A pesar de ello, pocas, muy pocas, se cumplen a cabalidad. En Coahuila, por ejemplo, una de cada cinco de ellas es satisfecha plenamente, mientras que el resto se cumple sólo parcialmente, se finge cumplir o de plano se pasa por alto sin rubor alguno de parte de aquellas autoridades a quienes fueron dirigidas. Suponen ellas que el hecho de que las recomendaciones no sean “vinculatorias” implica que no puede haber consecuencias negativas provenientes del incumplimiento. Están, a mi juicio, totalmente equivocados.

Aceptar una recomendación implica reconocer sus fundamentos y motivaciones, y en ello está comprendido el hecho de que se ha cometido una violación, en primer lugar, a la ley suprema, pero también comúnmente a otros ordenamientos administrativos, civiles y penales, de lo que derivarían diversas responsabilidades en esas materias, que pueden incluso coincidir como consecuencia del mismo acto.

El Título IV de la Constitución Política de los Estados Unidos Mexicanos se llama “De las Responsabilidades de los Servidores Públicos, Particulares Vinculados con Faltas Administrativas Graves o Hechos de Corrupción, y Patrimonial del Estado”; contiene una serie de supuestos que, de suceder, darían lugar a sanciones que pueden llegar a la destitución y aun a la reparación patrimonial.

De la propia Constitución y de los tratados que forman parte del bloque de “ley suprema” mexicana se desprenden disposiciones que tipifican conductas violatorias de los derechos humanos como delito, cual es el caso de la discriminación, de la tortura, la desaparición forzada y otras igualmente graves.

¿Acaso el reconocimiento de haber efectuado esas conductas no es razón suficiente para dar lugar a las sanciones que prevé la ley? Ciertamente, la recomendación por sí misma no es obligatoria –aunque creo que así debiera considerarse a pesar de no ser coercible– la aceptación de ella, con todas las consecuencias que de hecho y por derecho, vincula sin duda a quien, al hacerlo, reconoce la violación constitucional implicada. Por lo tanto, la fuente de obligatoriedad es tal reconocimiento y no la aceptación misma, razón por la cual se actualiza la hipótesis normativa respecto de la que están previstas las consecuencias jurídicas, incluidas las sanciones, que correspondan.

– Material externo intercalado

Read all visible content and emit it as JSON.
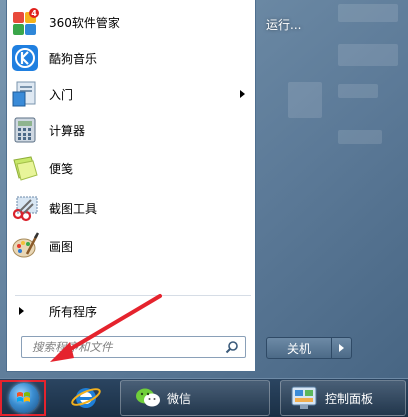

Es claro que una previsión legislativa que así lo contemplara probablemente produciría un mayor porcentaje de rechazos, pero no hay que olvidar que estos deberán estar debidamente fundados y motivados, so pena de tener que responder, en caso contrario, ante el respectivo órgano legislativo, según se trate de la autoridad federal o estatal.

En todo caso, además, parece preferible enfrentar sin disimulos una realidad de ficciones con una actitud que la combata para desterrarla, a mantener una que la propicie, con todo el efecto de corrosión que conlleva.

Con recomendación o sin ella, quien viole la ley es responsable de hacerlo, y si se trata de violaciones tan graves como son las que atentan contra los derechos y libertades fundamentales, timbre supremo de legitimidad de cualquier poder, la responsabilidad es de la mayor magnitud y la reacción debe ser concomitante.